In the United States, a River mile is a measure of distance in miles along a river from its mouth. River mile numbers begin at zero and increase further upstream. The corresponding metric unit using kilometers is the River kilometer. They are analogous to vehicle roadway mile markers, except that river miles are rarely marked on the physical river; instead they are marked on navigation charts, topographic maps, and the like. Riverfront properties are sometimes partially legally described by their river mile.
The river mile is not the same as the length of the river, rather it is a means of locating any feature along the river relative to its distance from the mouth, when measured along the course (or navigable channel) of the river.[1]
River mile zero may not be exactly at the mouth. For example, the Willamette River (which discharges into the Columbia River) has its river mile zero at the edge of the navigable channel in the Columbia, some 900 feet (270 m) beyond the mouth.[2] Also, the river mile zero for the Lower Mississippi River is located at Head of Passes, where the main stem of the Mississippi splits into three major branches before flowing into the Gulf of Mexico. Mileages are indicated as AHP (Above Head of Passes) or BHP (Below Head of Passes).[3]

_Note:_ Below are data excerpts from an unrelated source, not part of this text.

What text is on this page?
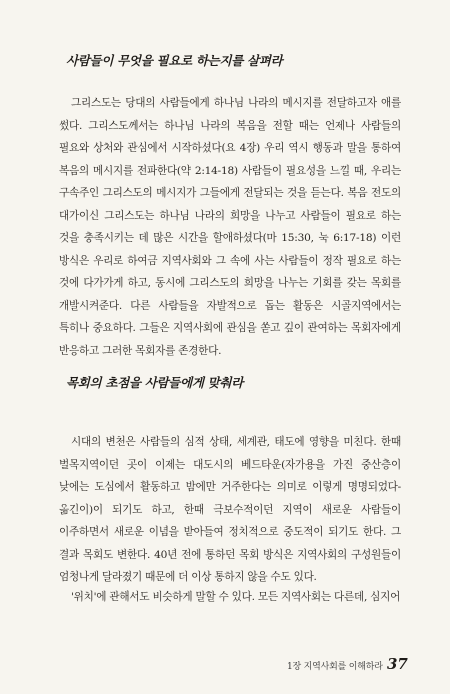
사람들이 무엇을 필요로 하는지를 살펴라

그리스도는 당대의 사람들에게 하나님 나라의 메시지를 전달하고자 애를 썼다. 그리스도께서는 하나님 나라의 복음을 전할 때는 언제나 사람들의 필요와 상처와 관심에서 시작하셨다(요 4장) 우리 역시 행동과 말을 통하여 복음의 메시지를 전파한다(약 2:14-18) 사람들이 필요성을 느낄 때, 우리는 구속주인 그리스도의 메시지가 그들에게 전달되는 것을 듣는다. 복음 전도의 대가이신 그리스도는 하나님 나라의 희망을 나누고 사람들이 필요로 하는 것을 충족시키는 데 많은 시간을 할애하셨다(마 15:30, 눅 6:17-18) 이런 방식은 우리로 하여금 지역사회와 그 속에 사는 사람들이 정작 필요로 하는 것에 다가가게 하고, 동시에 그리스도의 희망을 나누는 기회를 갖는 목회를 개발시켜준다. 다른 사람들을 자발적으로 돕는 활동은 시골지역에서는 특히나 중요하다. 그들은 지역사회에 관심을 쏟고 깊이 관여하는 목회자에게 반응하고 그러한 목회자를 존경한다.

목회의 초점을 사람들에게 맞춰라

시대의 변천은 사람들의 심적 상태, 세계관, 태도에 영향을 미친다. 한때 벌목지역이던 곳이 이제는 대도시의 베드타운(자가용을 가진 중산층이 낮에는 도심에서 활동하고 밤에만 거주한다는 의미로 이렇게 명명되었다-옮긴이)이 되기도 하고, 한때 극보수적이던 지역이 새로운 사람들이 이주하면서 새로운 이념을 받아들여 정치적으로 중도적이 되기도 한다. 그 결과 목회도 변한다. 40년 전에 통하던 목회 방식은 지역사회의 구성원들이 엄청나게 달라졌기 때문에 더 이상 통하지 않을 수도 있다.

'위치'에 관해서도 비슷하게 말할 수 있다. 모든 지역사회는 다른데, 심지어

1장 지역사회를 이해하라 37
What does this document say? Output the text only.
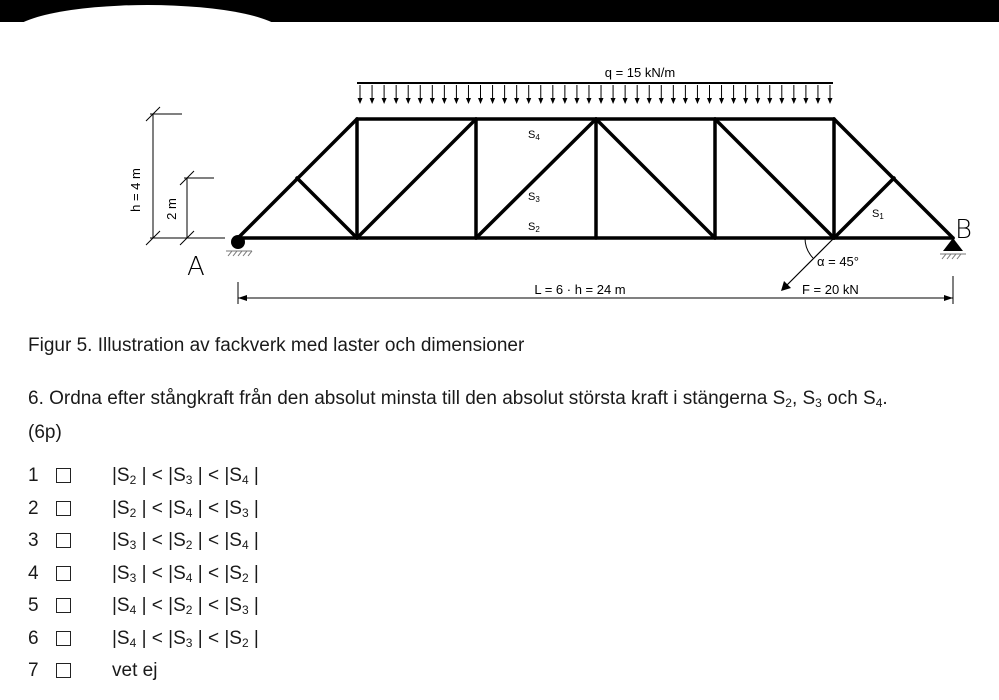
q = 15 kN/m
S4
S3
S2
S1
A
B
α = 45°
F = 20 kN
L = 6 · h = 24 m
h = 4 m 2 m
Figur 5. Illustration av fackverk med laster och dimensioner
6. Ordna efter stångkraft från den absolut minsta till den absolut största kraft i stängerna $S_2$, $S_3$ och $S_4$.
(6p)
1	$|S_2$ | < $|S_3$ | < $|S_4$ |
2	$|S_2$ | < $|S_4$ | < $|S_3$ |
3	$|S_3$ | < $|S_2$ | < $|S_4$ |
4	$|S_3$ | < $|S_4$ | < $|S_2$ |
5	$|S_4$ | < $|S_2$ | < $|S_3$ |
6	$|S_4$ | < $|S_3$ | < $|S_2$ |
7	vet ej
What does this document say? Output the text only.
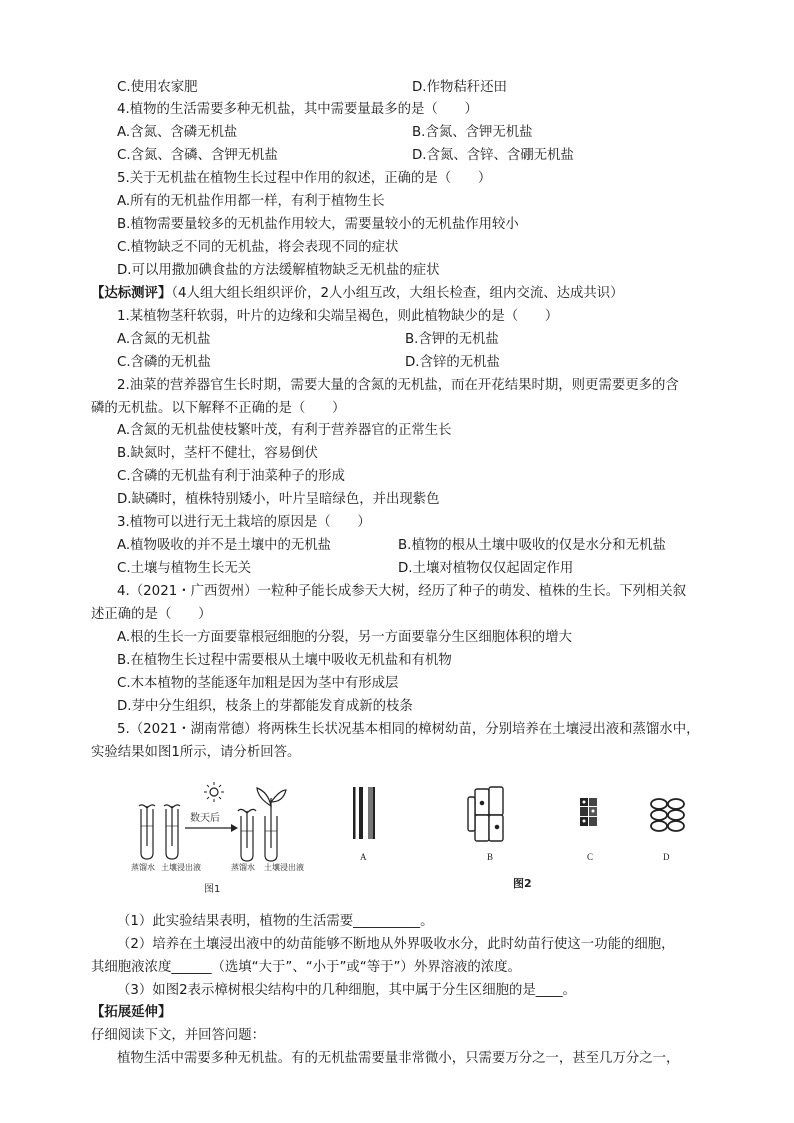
C.使用农家肥	D.作物秸秆还田
4.植物的生活需要多种无机盐，其中需要量最多的是（　　）
A.含氮、含磷无机盐	B.含氮、含钾无机盐
C.含氮、含磷、含钾无机盐	D.含氮、含锌、含硼无机盐
5.关于无机盐在植物生长过程中作用的叙述，正确的是（　　）
A.所有的无机盐作用都一样，有利于植物生长
B.植物需要量较多的无机盐作用较大，需要量较小的无机盐作用较小
C.植物缺乏不同的无机盐，将会表现不同的症状
D.可以用撒加碘食盐的方法缓解植物缺乏无机盐的症状
【达标测评】（4人组大组长组织评价，2人小组互改，大组长检查，组内交流、达成共识）
1.某植物茎秆软弱，叶片的边缘和尖端呈褐色，则此植物缺少的是（　　）
A.含氮的无机盐	B.含钾的无机盐
C.含磷的无机盐	D.含锌的无机盐
2.油菜的营养器官生长时期，需要大量的含氮的无机盐，而在开花结果时期，则更需要更多的含
磷的无机盐。以下解释不正确的是（　　）
A.含氮的无机盐使枝繁叶茂，有利于营养器官的正常生长
B.缺氮时，茎杆不健壮，容易倒伏
C.含磷的无机盐有利于油菜种子的形成
D.缺磷时，植株特别矮小，叶片呈暗绿色，并出现紫色
3.植物可以进行无土栽培的原因是（　　）
A.植物吸收的并不是土壤中的无机盐	B.植物的根从土壤中吸收的仅是水分和无机盐
C.土壤与植物生长无关	D.土壤对植物仅仅起固定作用
4.（2021・广西贺州）一粒种子能长成参天大树，经历了种子的萌发、植株的生长。下列相关叙
述正确的是（　　）
A.根的生长一方面要靠根冠细胞的分裂，另一方面要靠分生区细胞体积的增大
B.在植物生长过程中需要根从土壤中吸收无机盐和有机物
C.木本植物的茎能逐年加粗是因为茎中有形成层
D.芽中分生组织，枝条上的芽都能发育成新的枝条
5.（2021・湖南常德）将两株生长状况基本相同的樟树幼苗，分别培养在土壤浸出液和蒸馏水中，
实验结果如图1所示，请分析回答。
数天后
蒸馏水 土壤浸出液	蒸馏水 土壤浸出液
图1
A	B	C	D
图2
（1）此实验结果表明，植物的生活需要__________。
（2）培养在土壤浸出液中的幼苗能够不断地从外界吸收水分，此时幼苗行使这一功能的细胞，
其细胞液浓度______（选填“大于”、“小于”或“等于”）外界溶液的浓度。
（3）如图2表示樟树根尖结构中的几种细胞，其中属于分生区细胞的是____。
【拓展延伸】
仔细阅读下文，并回答问题：
植物生活中需要多种无机盐。有的无机盐需要量非常微小，只需要万分之一，甚至几万分之一，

River miles are used in a variety of ways. The Commonwealth of Pennsylvania, in its 2001 Pennsylvania Gazetteer of Streams, lists every named stream and every unnamed stream in a named geographic feature in the state, and gives the drainage basin area, mouth coordinates, and river mile, specifically the distance from the mouth of the tributary to the mouth of its parent stream.[1] Some islands are named for their river mile distance, for example the Allegheny River in Pennsylvania has Six Mile Island, Nine Mile Island, Twelve Mile Island, and Fourteen Mile Island.[4][5] (The last two islands form Allegheny Islands State Park, although Fourteen Mile Island was split into two parts by a dam).[6][7] The Susquehanna River's Three Mile Island's nuclear generating station famously melted down in 1979.
The state of Ohio uses the "River Mile System of Ohio", which is "a method to reference locations on streams and rivers of Ohio."[8] This work began by hand measurements on paper maps between 1972 and 1975 and has since been converted to a computer-based electronic version, which now covers the state in 787 river mile maps. Locations of facilities such as wastewater treatment plants and water quality measurement sites are referenced via river miles. Ohio uses one of two systems. The simplest is just the name of the river and the location in river miles. In cases where there is ambiguity, for example when more than one stream has the same name, it uses a series of river mile strings referring to the distance to the ocean along either the Ohio River (and Mississippi River) or through Lake Erie (and the Saint Lawrence Seaway).[8]
The U.S. Army Corps of Engineers uses river miles for its navigation maps.[5]